30 marzo 2026·Deutsch·Zurigo·Obergericht Zivilkammern·PDF·772 parole·~4 min·1

Riassunto

Rechtsöffnung

Testo integrale

Obergericht des Kantons Zürich I. Zivilkammer Geschäfts-Nr.: RT260017-O/U Mitwirkend: Oberrichter lic. iur. A. Huizinga, Vorsitzender, Oberrichterin lic. iur. B. Schärer und Ersatzoberrichter lic. iur.

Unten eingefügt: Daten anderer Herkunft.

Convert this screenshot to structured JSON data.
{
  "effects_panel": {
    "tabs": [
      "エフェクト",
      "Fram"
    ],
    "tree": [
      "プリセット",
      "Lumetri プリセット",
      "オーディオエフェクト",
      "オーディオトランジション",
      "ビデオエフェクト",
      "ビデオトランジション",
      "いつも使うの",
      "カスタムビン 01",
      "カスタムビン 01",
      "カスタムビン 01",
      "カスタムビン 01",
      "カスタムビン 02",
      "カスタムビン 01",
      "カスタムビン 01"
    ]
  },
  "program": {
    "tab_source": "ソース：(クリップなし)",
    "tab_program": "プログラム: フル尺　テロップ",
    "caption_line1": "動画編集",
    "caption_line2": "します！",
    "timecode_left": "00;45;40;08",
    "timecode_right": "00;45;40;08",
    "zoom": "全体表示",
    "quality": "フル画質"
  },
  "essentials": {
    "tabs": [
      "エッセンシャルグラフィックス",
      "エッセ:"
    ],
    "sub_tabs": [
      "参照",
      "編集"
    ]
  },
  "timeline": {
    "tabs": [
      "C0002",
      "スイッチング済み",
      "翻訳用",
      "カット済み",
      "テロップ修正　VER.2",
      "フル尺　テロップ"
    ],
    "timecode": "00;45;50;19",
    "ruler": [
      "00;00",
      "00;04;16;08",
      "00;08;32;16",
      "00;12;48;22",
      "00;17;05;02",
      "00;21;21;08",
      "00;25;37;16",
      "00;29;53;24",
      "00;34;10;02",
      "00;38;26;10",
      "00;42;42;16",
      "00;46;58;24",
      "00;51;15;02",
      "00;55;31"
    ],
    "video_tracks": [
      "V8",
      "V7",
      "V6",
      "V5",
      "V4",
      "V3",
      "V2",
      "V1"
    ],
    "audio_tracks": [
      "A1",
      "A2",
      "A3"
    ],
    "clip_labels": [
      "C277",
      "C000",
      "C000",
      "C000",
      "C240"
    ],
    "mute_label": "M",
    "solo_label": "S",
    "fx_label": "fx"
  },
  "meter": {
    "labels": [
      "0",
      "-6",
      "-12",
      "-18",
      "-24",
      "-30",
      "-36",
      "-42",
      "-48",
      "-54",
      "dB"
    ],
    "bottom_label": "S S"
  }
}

T. Engler sowie Gerichtsschreiberin MLaw D. Müller Beschluss vom 30. März 2026 in Sachen A._____, Gesuchsgegnerin und Beschwerdeführerin gegen Sozialversicherungsanstalt des Kantons Zürich, Gesuchstellerin und Beschwerdegegnerin betreffend Rechtsöffnung Beschwerde gegen eine Verfügung des Einzelgerichts Audienz am Bezirksgericht Zürich vom 20. Januar 2026 (EB251513-L)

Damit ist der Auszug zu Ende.